Fear crept from Rysa’s belly into her throat, like when she thought the monsters would get in, before her father put the nightlight in her room, long, long ago.
In the vision, she hugged her dragon closer.
She looked first at her mother, standing in the patio door of their California house, then at her father, standing between her and the fire ring. Her mother’s eyes darted from the toy Rysa clutched to the fire ring, then back. Each flick of her gaze cinched her face tighter. Her cheeks tensed. The corners of her mouth pulled farther back.
Something was wrong with her mother.
Rysa tried to speak, to make a sound, to tell her father she needed his help, but he didn’t hear. He left, but not until she started middle school, and then her mother hurt every day.
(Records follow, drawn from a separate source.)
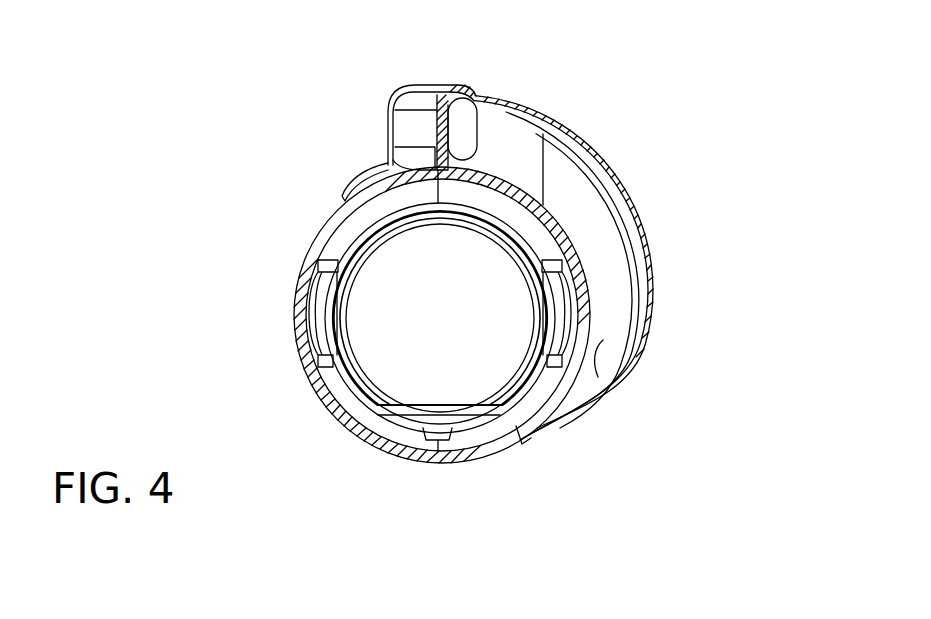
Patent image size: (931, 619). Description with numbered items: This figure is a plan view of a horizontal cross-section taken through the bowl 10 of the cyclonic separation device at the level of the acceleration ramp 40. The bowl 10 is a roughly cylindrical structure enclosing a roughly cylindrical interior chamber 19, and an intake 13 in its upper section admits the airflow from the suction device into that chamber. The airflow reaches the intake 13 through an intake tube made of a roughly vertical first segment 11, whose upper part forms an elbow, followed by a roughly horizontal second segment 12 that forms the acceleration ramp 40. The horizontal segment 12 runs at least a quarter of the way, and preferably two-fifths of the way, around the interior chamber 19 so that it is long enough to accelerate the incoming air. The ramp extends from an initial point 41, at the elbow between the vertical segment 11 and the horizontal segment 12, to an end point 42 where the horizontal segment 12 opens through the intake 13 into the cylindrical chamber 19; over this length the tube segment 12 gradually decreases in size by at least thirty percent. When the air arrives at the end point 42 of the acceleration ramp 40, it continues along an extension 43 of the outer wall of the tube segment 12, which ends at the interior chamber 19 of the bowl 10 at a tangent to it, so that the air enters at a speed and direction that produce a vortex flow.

The bowl 10 is at (248, 299).
The vertical first segment 11 is at (430, 85).
The horizontal second segment 12 is at (653, 277).
The intake 13 is at (552, 383).
The interior chamber 19 is at (395, 357).
The acceleration ramp 40 is at (590, 213).
The initial point 41 is at (473, 137).
The end point 42 is at (598, 377).
The extension 43 is at (513, 440).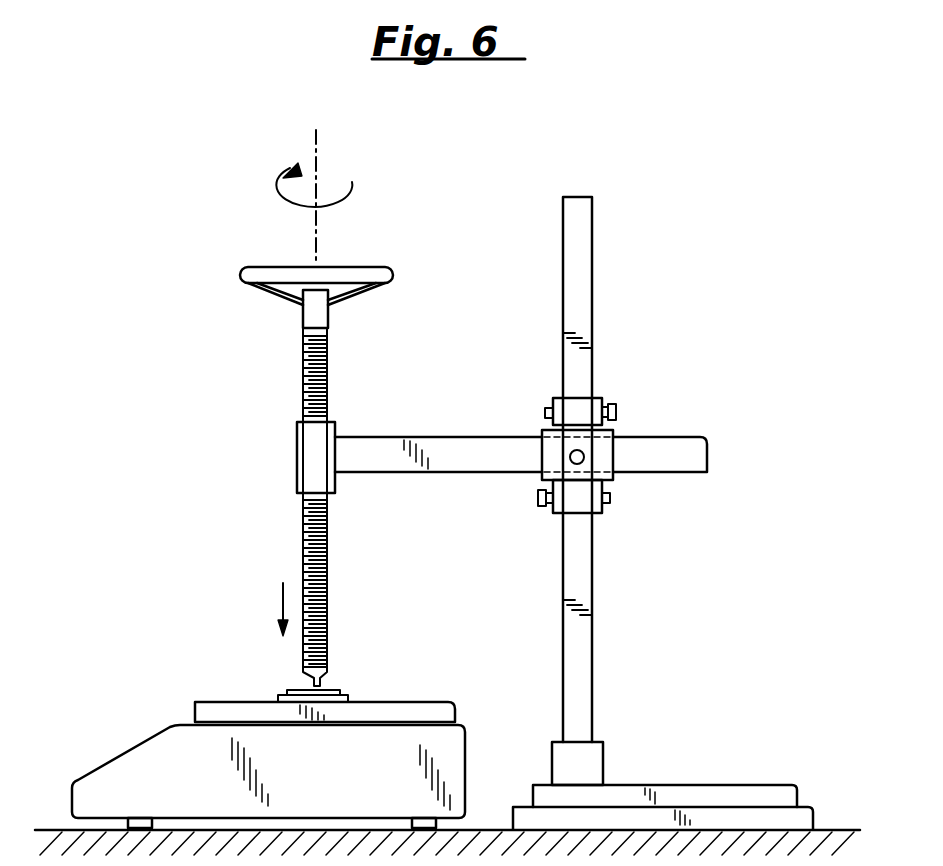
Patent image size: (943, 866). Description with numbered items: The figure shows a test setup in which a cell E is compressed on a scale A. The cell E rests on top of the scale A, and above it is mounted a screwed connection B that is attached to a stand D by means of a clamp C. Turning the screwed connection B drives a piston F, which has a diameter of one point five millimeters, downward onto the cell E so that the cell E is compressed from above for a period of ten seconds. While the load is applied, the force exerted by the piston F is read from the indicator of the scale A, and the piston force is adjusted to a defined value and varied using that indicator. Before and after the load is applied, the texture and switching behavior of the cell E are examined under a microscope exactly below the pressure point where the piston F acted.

The scale A is at (112, 778).
The screwed connection B is at (328, 386).
The clamp C is at (604, 460).
The stand D is at (689, 795).
The cell E is at (336, 690).
The piston F is at (314, 686).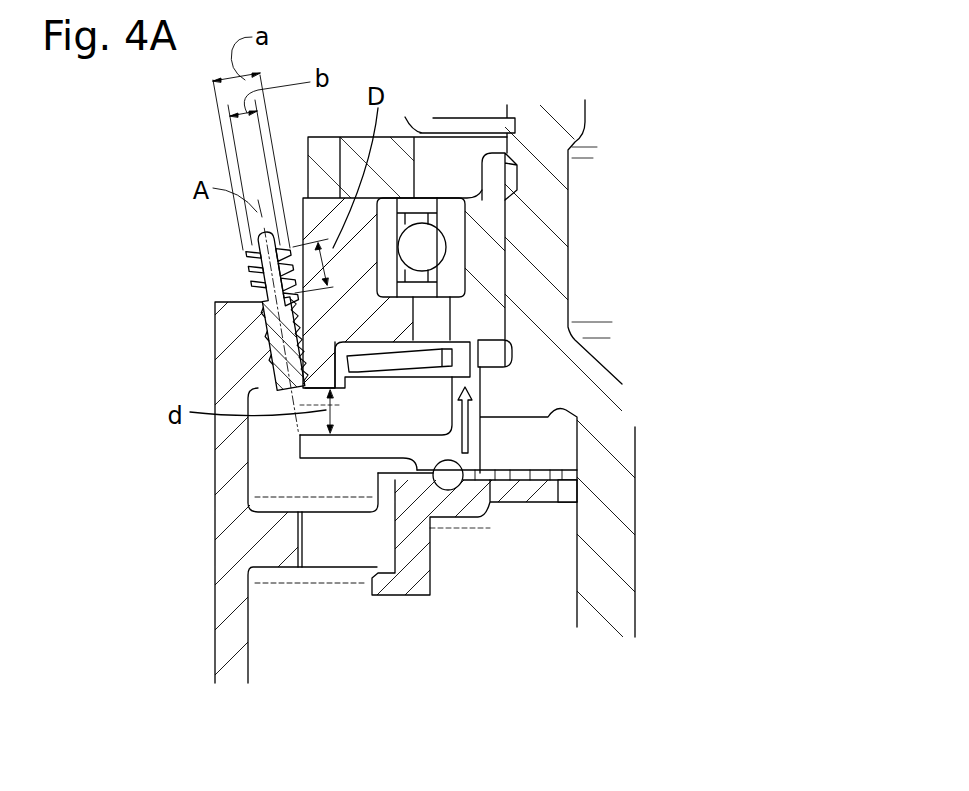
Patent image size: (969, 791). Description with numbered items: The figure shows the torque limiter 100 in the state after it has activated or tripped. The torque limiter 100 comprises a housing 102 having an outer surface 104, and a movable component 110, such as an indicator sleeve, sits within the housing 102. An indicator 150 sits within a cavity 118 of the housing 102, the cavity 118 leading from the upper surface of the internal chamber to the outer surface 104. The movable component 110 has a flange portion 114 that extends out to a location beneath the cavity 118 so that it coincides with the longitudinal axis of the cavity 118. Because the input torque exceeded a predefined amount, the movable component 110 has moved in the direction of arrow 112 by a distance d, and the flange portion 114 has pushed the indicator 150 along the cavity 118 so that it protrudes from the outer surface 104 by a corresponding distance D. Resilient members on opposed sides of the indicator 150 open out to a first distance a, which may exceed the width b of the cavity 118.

The torque limiter 100 is at (160, 513).
The housing 102 is at (227, 573).
The outer surface 104 is at (228, 302).
The movable component 110 is at (365, 448).
The arrow 112 is at (470, 402).
The flange portion 114 is at (313, 450).
The cavity 118 is at (305, 348).
The indicator 150 is at (253, 247).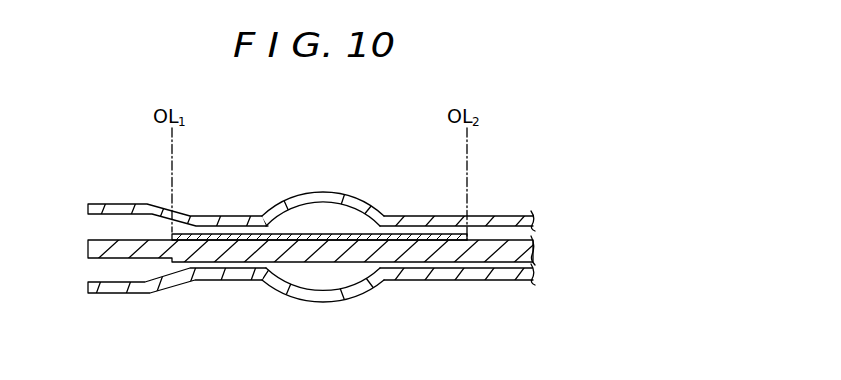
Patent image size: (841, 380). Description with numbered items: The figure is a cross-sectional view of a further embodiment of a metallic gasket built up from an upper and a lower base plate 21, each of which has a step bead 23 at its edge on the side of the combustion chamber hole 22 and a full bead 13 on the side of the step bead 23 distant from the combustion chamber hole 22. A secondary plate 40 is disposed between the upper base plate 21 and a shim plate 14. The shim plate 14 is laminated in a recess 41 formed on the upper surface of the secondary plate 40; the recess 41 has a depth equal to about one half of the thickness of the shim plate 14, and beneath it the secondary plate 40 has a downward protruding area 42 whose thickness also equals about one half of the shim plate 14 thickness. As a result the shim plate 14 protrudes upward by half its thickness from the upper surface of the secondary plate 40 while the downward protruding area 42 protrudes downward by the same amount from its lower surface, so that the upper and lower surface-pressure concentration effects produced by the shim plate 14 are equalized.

She hurt so bad that she rubbed her knuckles every morning when making Rysa’s breakfast. And she cried a little bit, but not so much Rysa noticed.
But she did, even if she couldn’t pay attention. She saw it in high school, before she ran to catch the early bus outside their new home where it snowed. She’d always know. She knew.
In the vision, her mom blinked, her twisty-braidy hair a sudden halo of chaos.
One parent blinked. The other vanished.
And somewhere behind Rysa, in the real heat, the real Mira of the Jani Prime screamed.
8
“Mom!” Rysa tasted ash and acid. Her body rebelled, demanding she run away as fast as she could.